Sustainable funds slightly underperformed traditional funds in 2022. Continued investor interest drove up the proportion of overall assets under management.
Demand for sustainable investment funds remained strong in 2022, according to a new Morgan Stanley Institute for Investing’s Sustainable Reality report analyzing Morningstar data. Despite challenging market conditions that led sustainable funds to slightly underperform traditional funds for the first time since 2018, sustainable funds saw net positive fund flows of $115 billion (around 3% of 2021 year-end assets under management), while traditional funds saw sustained outflows.
By the end of the year, sustainable funds’ AUM totalled nearly $2.8 trillion, an increase in its proportion of overall AUM to 7% from 4% five years ago. Demand was strongest in Europe, which accounted for 89% of sustainable AUM and almost all of 2022’s net inflows to sustainable funds.
Amid an economic environment that included recession fears, inflation and the Russia-Ukraine war, equity investors rotated into value stocks and away from growth stocks, and shorter-dated bonds outperformed in fixed income. Both factors affected sustainable funds considerably, as they tend to focus more on long-term investment plays. As a result, sustainable funds worldwide fell 19%, slightly underperforming traditional funds, which dropped 16%.1
“Despite short-term fluctuations, investors with long-term horizons appear to be holding steady with patient capital in sustainable funds,” says Jessica Alsford, Chief Sustainability Officer and CEO of the Institute for Sustainable Investing at Morgan Stanley.
In 2022, a rapid rise in interest rates prompted declines in both bonds and equities, a phenomenon not seen in 150 years, according to Morgan Stanley Global Strategy Research.2 The yield curve also inverted, which is typically perceived as an indicator of a looming recession and a signal for investors to position portfolios defensively. Investors favored short-duration bonds over long-duration bonds, which are more sensitive to rising interest rates. As a result, value (stocks trading cheaply) outperformed growth (which prioritizes long-term potential) across equity markets, while high-quality and short-duration fixed income outpaced low-quality and long-duration bonds.
Sustainable funds modestly underperformed traditional funds in 2022
Historical Return—Sustainable vs. Traditional
Sustainable equity funds declined the most in 2022, although the relative underperformance of sustainable funds was greater in fixed income
Median Return by Asset Type
This environment had a number of implications for sustainable investment funds, which tend to be biased toward growth stocks and longer-duration fixed income, given many sustainable investing themes tend to focus on longer-term opportunities tackling issues like climate change, water scarcity and social equality.

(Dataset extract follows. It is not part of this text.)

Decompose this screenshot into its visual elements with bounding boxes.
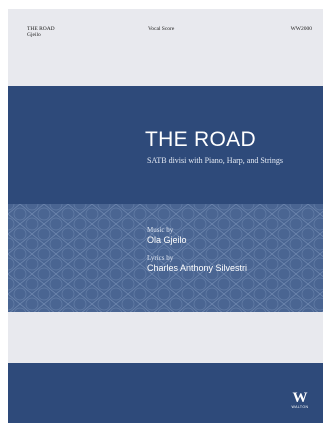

For equities, the shift to value stocks hurt sustainable funds’ relative performance, as only 10% of sustainable funds have a value focus, compared to 22% of traditional funds. When weighting for different style exposures, the Institute estimates as much as 110bps of the approximate 150bps of sustainable equity funds’ underperformance was driven by their relatively lower exposure to value. Even so, sustainable growth-oriented funds did outperform traditional growth funds in 2022, particularly in the mid- and large-cap categories.
In fixed income, the broader market response to increasing rates in 2022 favored funds focused on shorter durations. This investor shift impacted sustainable funds, which tend to skew toward long durations. Also notable is that green bonds tend to favor utilities and financials, which both underperformed in 2022, according to Morgan Stanley Fixed Income Research.3
Despite sustainable funds’ underperformance in 2022, investor interest and demand in sustainable fund opportunities remained strong, with sustainable funds as a proportion of total AUM reaching record levels (7%). Notably, while traditional funds saw outflows of $565 billion by year-end, sustainable funds witnessed net positive inflows of $115 billion, signalling strong asset owner demand for sustainable products and strategies, a finding consistent with an Institute survey conducted in 2022.
Regionally, investor demand in Europe far outpaced other geographies, accounting for 89% of sustainable fund AUM and almost all of 2022’s net inflows to sustainable funds. North America was the next largest with about 10%, a slight increase over the previous year. All other regions comprised less than 2% of total sustainable fund AUM. By fund count, Europe is home to more than two-thirds of the world’s sustainable funds, followed by North America (11%) and Asia (7%).
As sustainable solutions such as renewable energy or clean technology become more material for corporate earnings in the short term, sustainable equity funds may skew more toward value than they have in the past. Renewables, for example, are expected to overtake coal as the largest source of global electricity production in early 2025,4 which helps make clean energy a more short-term investment play. Additionally, sustainable funds are becoming more open to considering companies’ rate of change5 toward sustainability goals, which means that they may embrace a broader universe of companies and industries that are working toward improved sustainability, also resulting in a possible shift toward value and shorter duration in fixed income.